GuideFlow3D:基于优化引导的整流流实现外观迁移
GuideFlow3D: Optimization-Guided Rectified Flow For Appearance Transfer
October 17, 2025
作者: Sayan Deb Sarkar, Sinisa Stekovic, Vincent Lepetit, Iro Armeni
cs.AI
摘要
利用外观对象的不同表现形式(如图像或文本)将外观迁移至3D资产,因其在游戏、增强现实及数字内容创作等行业的广泛应用而备受关注。然而,当输入与外观对象间的几何结构差异显著时,现有最先进的方法仍显不足。直接应用3D生成模型看似直观,但我们证明这最终难以产生令人满意的结果。相反,我们提出了一种受通用引导启发的原则性方法。给定一个基于图像或文本预训练的整流流模型,我们的免训练方法通过定期添加引导与采样过程互动。这种引导可建模为可微损失函数,我们尝试了两种不同类型的引导,包括针对外观的部分感知损失和自相似性损失。实验表明,我们的方法成功地将纹理和几何细节迁移至输入3D资产,在质量和数量上均超越基线方法。同时,我们指出传统评估指标因无法聚焦局部细节及在缺乏真实数据情况下比较不同输入,而不适用于此任务。因此,我们采用基于GPT的系统客观排序输出,以评估外观迁移质量,确保评估的稳健性和人性化,这一点在我们的用户研究中得到进一步证实。除展示场景外,我们的方法具有通用性,可扩展至不同类型的扩散模型和引导函数。
English
Transferring appearance to 3D assets using different representations of the
appearance object - such as images or text - has garnered interest due to its
wide range of applications in industries like gaming, augmented reality, and
digital content creation.

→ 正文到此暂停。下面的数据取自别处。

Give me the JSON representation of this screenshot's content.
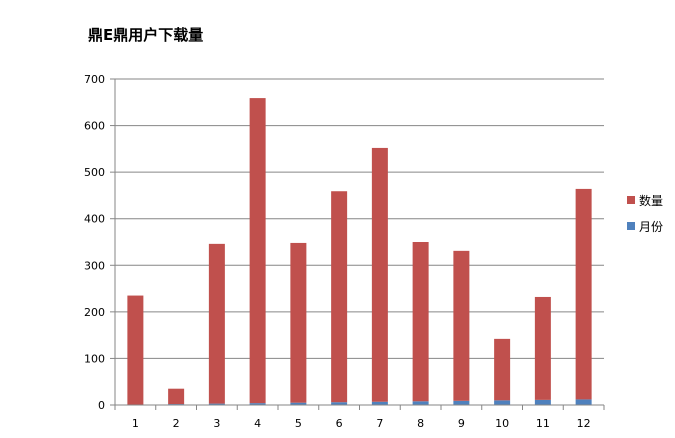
{
  "chart_data": {
    "type": "bar",
    "stacked": true,
    "title": "鼎E鼎用户下载量",
    "xlabel": "",
    "ylabel": "",
    "categories": [
      "1",
      "2",
      "3",
      "4",
      "5",
      "6",
      "7",
      "8",
      "9",
      "10",
      "11",
      "12"
    ],
    "series": [
      {
        "name": "月份",
        "color": "#4f81bd",
        "values": [
          1,
          2,
          3,
          4,
          5,
          6,
          7,
          8,
          9,
          10,
          11,
          12
        ]
      },
      {
        "name": "数量",
        "color": "#c0504d",
        "values": [
          234,
          33,
          343,
          655,
          343,
          453,
          545,
          342,
          322,
          132,
          221,
          452
        ]
      }
    ],
    "ylim": [
      0,
      700
    ],
    "yticks": [
      0,
      100,
      200,
      300,
      400,
      500,
      600,
      700
    ],
    "grid": true,
    "legend_position": "right",
    "legend_order": [
      "数量",
      "月份"
    ]
  }
}
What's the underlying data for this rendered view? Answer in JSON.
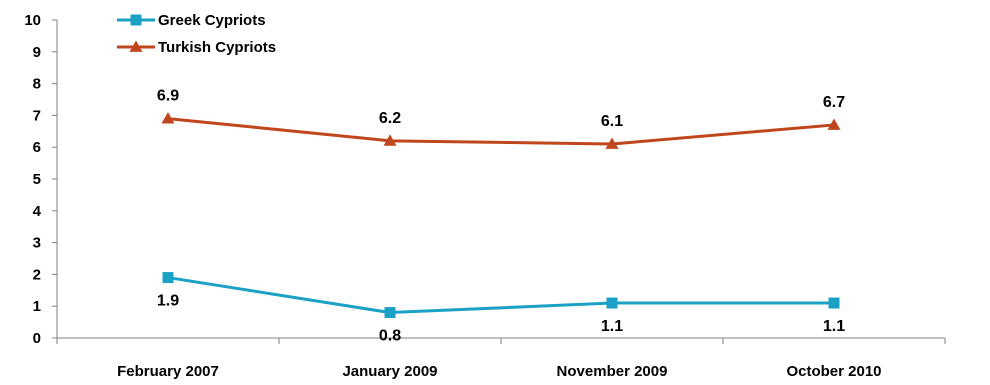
{
  "chart_data": {
    "type": "line",
    "categories": [
      "February 2007",
      "January 2009",
      "November 2009",
      "October 2010"
    ],
    "series": [
      {
        "name": "Greek Cypriots",
        "values": [
          1.9,
          0.8,
          1.1,
          1.1
        ],
        "labels": [
          "1.9",
          "0.8",
          "1.1",
          "1.1"
        ],
        "color": "#1ba1c6",
        "marker": "square"
      },
      {
        "name": "Turkish Cypriots",
        "values": [
          6.9,
          6.2,
          6.1,
          6.7
        ],
        "labels": [
          "6.9",
          "6.2",
          "6.1",
          "6.7"
        ],
        "color": "#c0471d",
        "marker": "triangle"
      }
    ],
    "ylim": [
      0,
      10
    ],
    "yticks": [
      "0",
      "1",
      "2",
      "3",
      "4",
      "5",
      "6",
      "7",
      "8",
      "9",
      "10"
    ],
    "grid": false,
    "legend_position": "top-left"
  }
}
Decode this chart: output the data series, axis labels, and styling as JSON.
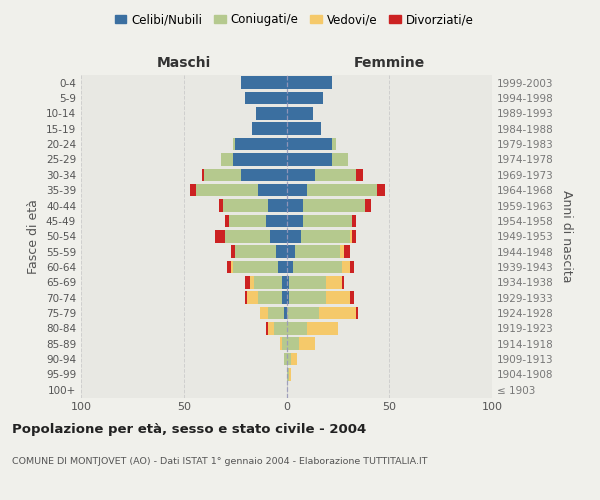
{
  "age_groups": [
    "100+",
    "95-99",
    "90-94",
    "85-89",
    "80-84",
    "75-79",
    "70-74",
    "65-69",
    "60-64",
    "55-59",
    "50-54",
    "45-49",
    "40-44",
    "35-39",
    "30-34",
    "25-29",
    "20-24",
    "15-19",
    "10-14",
    "5-9",
    "0-4"
  ],
  "birth_years": [
    "≤ 1903",
    "1904-1908",
    "1909-1913",
    "1914-1918",
    "1919-1923",
    "1924-1928",
    "1929-1933",
    "1934-1938",
    "1939-1943",
    "1944-1948",
    "1949-1953",
    "1954-1958",
    "1959-1963",
    "1964-1968",
    "1969-1973",
    "1974-1978",
    "1979-1983",
    "1984-1988",
    "1989-1993",
    "1994-1998",
    "1999-2003"
  ],
  "colors": {
    "celibi": "#3b6fa0",
    "coniugati": "#b5c98e",
    "vedovi": "#f5c96a",
    "divorziati": "#cc2222"
  },
  "males": {
    "celibi": [
      0,
      0,
      0,
      0,
      0,
      1,
      2,
      2,
      4,
      5,
      8,
      10,
      9,
      14,
      22,
      26,
      25,
      17,
      15,
      20,
      22
    ],
    "coniugati": [
      0,
      0,
      1,
      2,
      6,
      8,
      12,
      14,
      22,
      20,
      22,
      18,
      22,
      30,
      18,
      6,
      1,
      0,
      0,
      0,
      0
    ],
    "vedovi": [
      0,
      0,
      0,
      1,
      3,
      4,
      5,
      2,
      1,
      0,
      0,
      0,
      0,
      0,
      0,
      0,
      0,
      0,
      0,
      0,
      0
    ],
    "divorziati": [
      0,
      0,
      0,
      0,
      1,
      0,
      1,
      2,
      2,
      2,
      5,
      2,
      2,
      3,
      1,
      0,
      0,
      0,
      0,
      0,
      0
    ]
  },
  "females": {
    "celibi": [
      0,
      0,
      0,
      0,
      0,
      0,
      1,
      1,
      3,
      4,
      7,
      8,
      8,
      10,
      14,
      22,
      22,
      17,
      13,
      18,
      22
    ],
    "coniugati": [
      0,
      1,
      2,
      6,
      10,
      16,
      18,
      18,
      24,
      22,
      24,
      24,
      30,
      34,
      20,
      8,
      2,
      0,
      0,
      0,
      0
    ],
    "vedovi": [
      0,
      1,
      3,
      8,
      15,
      18,
      12,
      8,
      4,
      2,
      1,
      0,
      0,
      0,
      0,
      0,
      0,
      0,
      0,
      0,
      0
    ],
    "divorziati": [
      0,
      0,
      0,
      0,
      0,
      1,
      2,
      1,
      2,
      3,
      2,
      2,
      3,
      4,
      3,
      0,
      0,
      0,
      0,
      0,
      0
    ]
  },
  "title": "Popolazione per età, sesso e stato civile - 2004",
  "subtitle": "COMUNE DI MONTJOVET (AO) - Dati ISTAT 1° gennaio 2004 - Elaborazione TUTTITALIA.IT",
  "xlabel_left": "Maschi",
  "xlabel_right": "Femmine",
  "ylabel_left": "Fasce di età",
  "ylabel_right": "Anni di nascita",
  "xlim": 100,
  "legend_labels": [
    "Celibi/Nubili",
    "Coniugati/e",
    "Vedovi/e",
    "Divorziati/e"
  ],
  "bg_color": "#f0f0eb",
  "plot_bg": "#e8e8e3",
  "grid_color": "#cccccc"
}
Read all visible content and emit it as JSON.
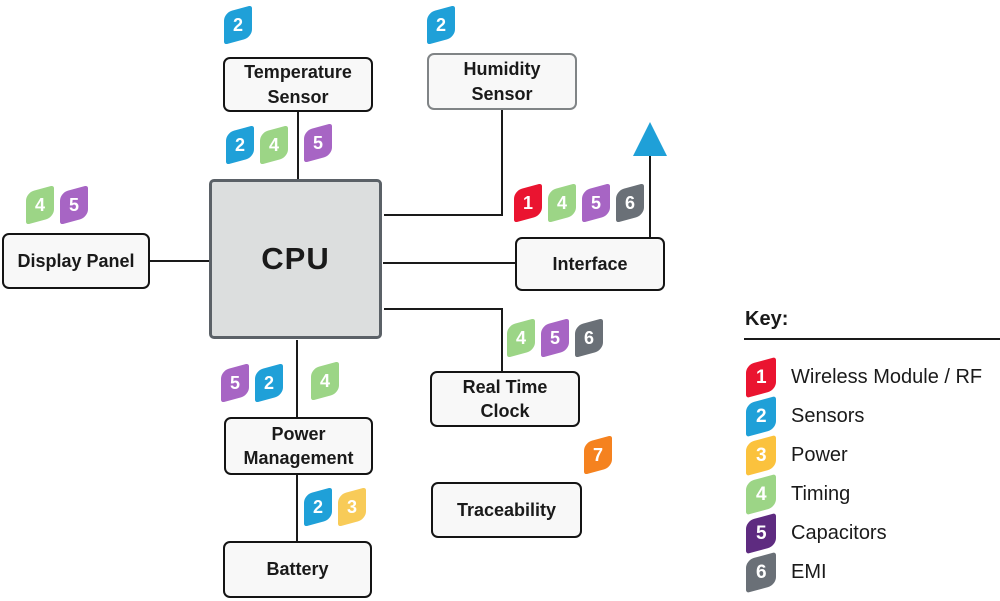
{
  "cpu": {
    "label": "CPU"
  },
  "nodes": {
    "temperature_sensor": {
      "label": "Temperature Sensor"
    },
    "humidity_sensor": {
      "label": "Humidity Sensor"
    },
    "display_panel": {
      "label": "Display Panel"
    },
    "interface": {
      "label": "Interface"
    },
    "real_time_clock": {
      "label": "Real Time Clock"
    },
    "power_management": {
      "label": "Power Management"
    },
    "battery": {
      "label": "Battery"
    },
    "traceability": {
      "label": "Traceability"
    }
  },
  "colors": {
    "wireless_rf": "#ea1430",
    "sensors": "#1fa0d8",
    "power": "#f8cb58",
    "timing": "#9cd586",
    "capacitors_diagram": "#a765c4",
    "capacitors_key": "#5e2b80",
    "emi": "#6a7077",
    "orange_7": "#f5821f",
    "arrow": "#1fa0d8"
  },
  "badges": {
    "temperature_top": [
      {
        "num": "2",
        "color": "#1fa0d8"
      }
    ],
    "humidity_top": [
      {
        "num": "2",
        "color": "#1fa0d8"
      }
    ],
    "cpu_top_left": [
      {
        "num": "2",
        "color": "#1fa0d8"
      },
      {
        "num": "4",
        "color": "#9cd586"
      }
    ],
    "cpu_top_right": [
      {
        "num": "5",
        "color": "#a765c4"
      }
    ],
    "display_top": [
      {
        "num": "4",
        "color": "#9cd586"
      },
      {
        "num": "5",
        "color": "#a765c4"
      }
    ],
    "interface_top": [
      {
        "num": "1",
        "color": "#ea1430"
      },
      {
        "num": "4",
        "color": "#9cd586"
      },
      {
        "num": "5",
        "color": "#a765c4"
      },
      {
        "num": "6",
        "color": "#6a7077"
      }
    ],
    "rtc_top": [
      {
        "num": "4",
        "color": "#9cd586"
      },
      {
        "num": "5",
        "color": "#a765c4"
      },
      {
        "num": "6",
        "color": "#6a7077"
      }
    ],
    "power_left": [
      {
        "num": "5",
        "color": "#a765c4"
      },
      {
        "num": "2",
        "color": "#1fa0d8"
      }
    ],
    "power_right": [
      {
        "num": "4",
        "color": "#9cd586"
      }
    ],
    "battery_top": [
      {
        "num": "2",
        "color": "#1fa0d8"
      },
      {
        "num": "3",
        "color": "#f8cb58"
      }
    ],
    "traceability_corner": [
      {
        "num": "7",
        "color": "#f5821f"
      }
    ]
  },
  "legend": {
    "title": "Key:",
    "items": [
      {
        "num": "1",
        "label": "Wireless Module / RF",
        "color": "#ea1430"
      },
      {
        "num": "2",
        "label": "Sensors",
        "color": "#1fa0d8"
      },
      {
        "num": "3",
        "label": "Power",
        "color": "#fbc23d"
      },
      {
        "num": "4",
        "label": "Timing",
        "color": "#9cd586"
      },
      {
        "num": "5",
        "label": "Capacitors",
        "color": "#5e2b80"
      },
      {
        "num": "6",
        "label": "EMI",
        "color": "#6a7077"
      }
    ]
  }
}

However, state-of-the-art methods still fail when the
geometry between the input and appearance objects is significantly different. A
straightforward approach is to directly apply a 3D generative model, but we
show that this ultimately fails to produce appealing results. Instead, we
propose a principled approach inspired by universal guidance. Given a
pretrained rectified flow model conditioned on image or text, our training-free
method interacts with the sampling process by periodically adding guidance.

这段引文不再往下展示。